When that failure comes, it simply means we’re trying something new. Or it means we’re navigating new territory. Or it means we’re pushing past what’s easy. Or, sometimes, it means we erred because we’re human. Or, more likely, it’s a little bit of all of these combined.
And just as we teach our kids to try something new, to navigate new territory, and to push past what’s easy, or that as humans we err, we’re there to pick them back up when they fail because we know the importance of trying and failing for their growth.
As dads, we just need to make sure that we have the same amount of grace and understanding with ourselves when we fail as dads because it’s equally as important for our growth. We should hold ourselves to high standards—which is also important for our kids to witness—and not lower the bar in order to appear perfect.
It’s better to aim high, miss, and course correct than it is to aim low and always hit. The former is destined for growth while the latter is destined to stay the same.
And where’s the growth (or fun) in aiming low?
Our kids don’t need to see us being perfect (don’t try, it’s not possible anyways). They need to see us be human. To see us try, fail, and how we go about bouncing back and righting the situation.

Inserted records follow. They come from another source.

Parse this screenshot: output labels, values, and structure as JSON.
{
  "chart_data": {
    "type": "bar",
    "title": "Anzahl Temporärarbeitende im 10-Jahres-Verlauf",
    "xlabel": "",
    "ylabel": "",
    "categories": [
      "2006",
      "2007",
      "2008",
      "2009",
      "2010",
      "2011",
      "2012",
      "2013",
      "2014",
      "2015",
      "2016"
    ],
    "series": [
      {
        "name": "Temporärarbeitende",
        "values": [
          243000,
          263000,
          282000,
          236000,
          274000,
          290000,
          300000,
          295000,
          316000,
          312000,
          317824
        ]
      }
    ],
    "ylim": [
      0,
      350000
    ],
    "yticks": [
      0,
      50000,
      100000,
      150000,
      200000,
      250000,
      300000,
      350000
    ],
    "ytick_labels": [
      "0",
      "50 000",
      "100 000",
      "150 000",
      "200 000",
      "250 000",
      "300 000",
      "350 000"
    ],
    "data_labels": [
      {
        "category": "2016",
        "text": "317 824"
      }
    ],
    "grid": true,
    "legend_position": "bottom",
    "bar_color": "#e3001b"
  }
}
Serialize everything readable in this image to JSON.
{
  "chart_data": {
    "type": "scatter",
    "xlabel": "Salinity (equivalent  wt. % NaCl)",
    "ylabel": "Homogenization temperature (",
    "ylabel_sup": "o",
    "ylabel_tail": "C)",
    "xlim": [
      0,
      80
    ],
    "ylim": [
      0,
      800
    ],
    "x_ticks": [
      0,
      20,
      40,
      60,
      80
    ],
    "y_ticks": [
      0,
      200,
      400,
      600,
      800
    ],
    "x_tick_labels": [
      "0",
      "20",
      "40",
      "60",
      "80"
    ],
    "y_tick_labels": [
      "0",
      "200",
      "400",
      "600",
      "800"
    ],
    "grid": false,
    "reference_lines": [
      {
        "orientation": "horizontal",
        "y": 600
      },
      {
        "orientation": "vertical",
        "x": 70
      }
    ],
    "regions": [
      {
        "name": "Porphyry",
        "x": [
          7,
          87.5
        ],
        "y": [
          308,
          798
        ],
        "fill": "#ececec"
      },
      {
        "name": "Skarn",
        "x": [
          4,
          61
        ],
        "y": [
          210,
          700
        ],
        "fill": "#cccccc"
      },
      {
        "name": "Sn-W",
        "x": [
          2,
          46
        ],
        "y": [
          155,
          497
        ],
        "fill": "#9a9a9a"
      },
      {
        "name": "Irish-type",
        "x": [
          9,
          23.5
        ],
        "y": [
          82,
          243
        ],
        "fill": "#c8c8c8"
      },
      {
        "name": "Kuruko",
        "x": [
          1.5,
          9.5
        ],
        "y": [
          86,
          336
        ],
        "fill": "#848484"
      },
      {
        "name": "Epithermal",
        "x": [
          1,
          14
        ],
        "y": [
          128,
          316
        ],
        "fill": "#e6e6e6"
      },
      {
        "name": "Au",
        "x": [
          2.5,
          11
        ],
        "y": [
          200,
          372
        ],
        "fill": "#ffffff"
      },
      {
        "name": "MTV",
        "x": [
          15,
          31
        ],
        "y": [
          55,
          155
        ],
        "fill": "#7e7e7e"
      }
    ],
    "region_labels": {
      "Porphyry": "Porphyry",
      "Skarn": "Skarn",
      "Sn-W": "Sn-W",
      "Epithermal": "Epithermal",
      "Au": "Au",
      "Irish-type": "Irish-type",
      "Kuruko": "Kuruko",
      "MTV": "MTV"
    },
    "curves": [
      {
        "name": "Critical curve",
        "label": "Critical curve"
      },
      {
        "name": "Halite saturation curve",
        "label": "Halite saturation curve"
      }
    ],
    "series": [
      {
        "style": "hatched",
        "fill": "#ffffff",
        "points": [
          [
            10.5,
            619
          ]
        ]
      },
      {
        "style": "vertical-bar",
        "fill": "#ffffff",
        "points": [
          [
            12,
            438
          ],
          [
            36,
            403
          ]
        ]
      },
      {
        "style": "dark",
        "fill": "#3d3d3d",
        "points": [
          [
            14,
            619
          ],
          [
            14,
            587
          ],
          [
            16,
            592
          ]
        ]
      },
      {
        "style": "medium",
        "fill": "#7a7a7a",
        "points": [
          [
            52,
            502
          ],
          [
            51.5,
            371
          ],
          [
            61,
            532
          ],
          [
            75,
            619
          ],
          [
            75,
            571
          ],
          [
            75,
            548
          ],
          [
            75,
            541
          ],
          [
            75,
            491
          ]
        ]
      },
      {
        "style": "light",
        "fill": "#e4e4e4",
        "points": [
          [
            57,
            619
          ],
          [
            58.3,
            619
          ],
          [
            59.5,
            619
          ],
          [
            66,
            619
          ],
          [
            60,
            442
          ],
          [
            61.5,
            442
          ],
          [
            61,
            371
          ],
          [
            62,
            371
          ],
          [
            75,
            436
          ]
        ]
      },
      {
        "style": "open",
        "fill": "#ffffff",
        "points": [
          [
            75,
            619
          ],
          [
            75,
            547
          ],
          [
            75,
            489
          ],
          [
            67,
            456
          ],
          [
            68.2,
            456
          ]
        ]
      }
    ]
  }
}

So, don’t be so hard on yourself, dads. Our kids will be always watching and waiting to see how we react when we succeed and when we fail.
It’s important to show them that succeeding is the goal and achievement is great but failure is inevitable and that there’s learning and growth to be had in that.
It’s not just for kids. It’s for us dads, too. So go out there boldly, dads, and when you fail, fail boldly. Let them see what it’s like to fall down. Because every time we do, we teach our kids how to rise.